In a similar manner, the exhaust air system includes a Venturi housing having two pressure zones provided in the air flow path for detecting air pressure at two points along that path. The detected pressures are again provided to a differential pressure circuit, which provides a signal indicating the air flow rate through the exhaust air system to a microcontroller circuit, which provides a signal to a fan interface circuit that controls the rotational speed of a fan located at the output of the Venturi housing and which controls air flow out of the system.
In another embodiment of the present invention, rack-level environmental monitoring and control is provided only by a supply air system, as described above and in more detail below.

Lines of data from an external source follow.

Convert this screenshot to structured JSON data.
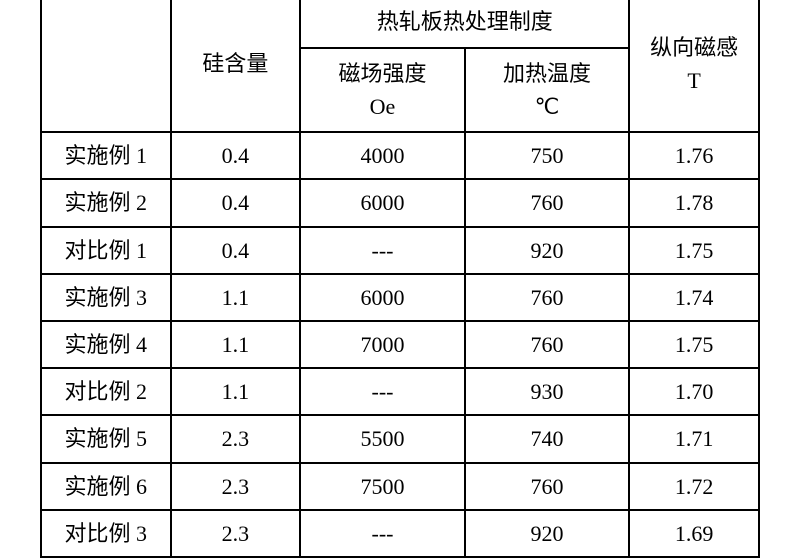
{
  "table": {
    "columns": [
      {
        "key": "label",
        "header": ""
      },
      {
        "key": "si",
        "header": "硅含量"
      },
      {
        "key": "mag",
        "header_line1": "磁场强度",
        "header_line2": "Oe",
        "group_header": "热轧板热处理制度"
      },
      {
        "key": "temp",
        "header_line1": "加热温度",
        "header_line2": "℃"
      },
      {
        "key": "result",
        "header_line1": "纵向磁感",
        "header_line2": "T"
      }
    ],
    "group_header": "热轧板热处理制度",
    "header_si": "硅含量",
    "header_mag_l1": "磁场强度",
    "header_mag_l2": "Oe",
    "header_temp_l1": "加热温度",
    "header_temp_l2": "℃",
    "header_result_l1": "纵向磁感",
    "header_result_l2": "T",
    "rows": [
      {
        "label": "实施例 1",
        "si": "0.4",
        "mag": "4000",
        "temp": "750",
        "result": "1.76"
      },
      {
        "label": "实施例 2",
        "si": "0.4",
        "mag": "6000",
        "temp": "760",
        "result": "1.78"
      },
      {
        "label": "对比例 1",
        "si": "0.4",
        "mag": "---",
        "temp": "920",
        "result": "1.75"
      },
      {
        "label": "实施例 3",
        "si": "1.1",
        "mag": "6000",
        "temp": "760",
        "result": "1.74"
      },
      {
        "label": "实施例 4",
        "si": "1.1",
        "mag": "7000",
        "temp": "760",
        "result": "1.75"
      },
      {
        "label": "对比例 2",
        "si": "1.1",
        "mag": "---",
        "temp": "930",
        "result": "1.70"
      },
      {
        "label": "实施例 5",
        "si": "2.3",
        "mag": "5500",
        "temp": "740",
        "result": "1.71"
      },
      {
        "label": "实施例 6",
        "si": "2.3",
        "mag": "7500",
        "temp": "760",
        "result": "1.72"
      },
      {
        "label": "对比例 3",
        "si": "2.3",
        "mag": "---",
        "temp": "920",
        "result": "1.69"
      }
    ],
    "styling": {
      "border_color": "#000000",
      "border_width": 2,
      "font_family": "SimSun",
      "font_size_pt": 16,
      "background_color": "#ffffff",
      "text_align": "center"
    }
  }
}
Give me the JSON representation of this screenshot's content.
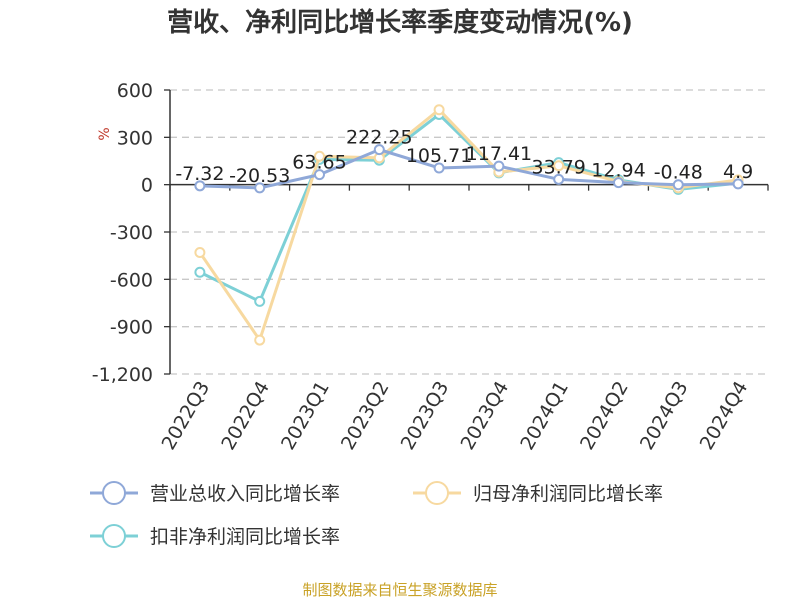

In yet another embodiment of the present invention, cage-level environmental monitoring and control are provided. A Venturi tube is provided in a dummy cage (i.e., one that is not used to house an animal) and coupled to a controller that monitors the air flow rate through the Venturi tube (using a thermistor), and provides feedback to a rack-level control system to control the supply air system and, in effect, air flow at the cage level.
The present invention accordingly comprises the features of construction, combination of elements, arrangement of parts, which will be exemplified in the disclosure herein, and the scope of the present invention will be indicated in the claims.